Friday, July 2, 2010

Four things Chicago should do when its handgun ban expires--but won't

Four things Chicago should do when its handgun ban expires--but won't

Over at the Chicago Gun Rights Examiner (Motto: Back and mostly almost as good as ever!) I cast pearls before swine and offered the Chicago City Council four pieces of free advice about what they should do to cope with the loss of the nearly late and completely unlamented handgun ban:

1. Take a deep, calming breath and slow down.
2. Invite Mayor Daley to contemplate the power of silent contemplation.
3. Try to remember how we got into this mess in the first place and don't do that.
4. Try to owe Alan Gura and David Sigale as little taxpayer money as possible when it's all over.

As I hit publish, however, WLS reported that the council had just approved Mayor Daley's new package of gun restrictions designed to do the opposite of all four.

Oh, well.

3 comments:

The Autonomous Thinker said...

It's all part of Daley's strategy. Bankrupt his subjects so he can blame the gun industry and gun lobby for the crime AND the budget.

bogie said...

It's easy, really... Boycott Chicago.

I mean, hey, works for California and Arizona, right? Or at least gets headlines... I wonder how well Chicago would do if downstate quit sending them stuff like... oh... food?

Don said...

Thinker, if that's the strategy (you're not the Second City Cop, are you?) then it's working so far. The estimated budget deficits (not total debt, just this year's deficits) are $520 million for the city's budget and over $700 million for the Chicago schools, which are figured separately. That's $1.22 billion with a "b" by my math, and they continue to throw away money on this while declaring that there's no money for police officers or much of anything else.

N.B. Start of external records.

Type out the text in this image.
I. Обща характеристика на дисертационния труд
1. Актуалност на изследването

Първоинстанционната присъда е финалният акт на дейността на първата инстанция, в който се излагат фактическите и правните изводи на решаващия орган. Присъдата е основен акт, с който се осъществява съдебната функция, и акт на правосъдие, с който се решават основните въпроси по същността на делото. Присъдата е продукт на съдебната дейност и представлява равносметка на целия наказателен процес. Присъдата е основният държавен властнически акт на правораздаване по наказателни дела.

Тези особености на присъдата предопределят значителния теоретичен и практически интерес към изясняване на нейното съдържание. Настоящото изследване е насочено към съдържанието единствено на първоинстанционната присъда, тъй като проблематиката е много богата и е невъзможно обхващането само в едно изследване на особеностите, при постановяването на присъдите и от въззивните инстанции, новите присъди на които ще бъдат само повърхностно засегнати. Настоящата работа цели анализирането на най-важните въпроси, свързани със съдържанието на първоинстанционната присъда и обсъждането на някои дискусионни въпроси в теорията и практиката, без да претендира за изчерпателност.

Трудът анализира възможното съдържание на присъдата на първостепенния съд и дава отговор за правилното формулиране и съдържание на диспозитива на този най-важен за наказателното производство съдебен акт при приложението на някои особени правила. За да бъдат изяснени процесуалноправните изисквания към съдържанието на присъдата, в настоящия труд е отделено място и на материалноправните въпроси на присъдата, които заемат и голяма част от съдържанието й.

And even all that is only kept spinning because Daley keeps making deals to sell off city assets for these one-time cash infusions. But when he sold the rights to the parking meters, for instance, he got $1.1 billion, which'll be gone before anyone has time to blink. Then the city will have to get along without the parking revenue those meters bring in, not to mention the fact that Daley apparently sold the rights to a subsidiary of S.P.E.C.T.R.E Worldwide Evil Holding Corporation determined to provoke an armed revolution from Chicago drivers.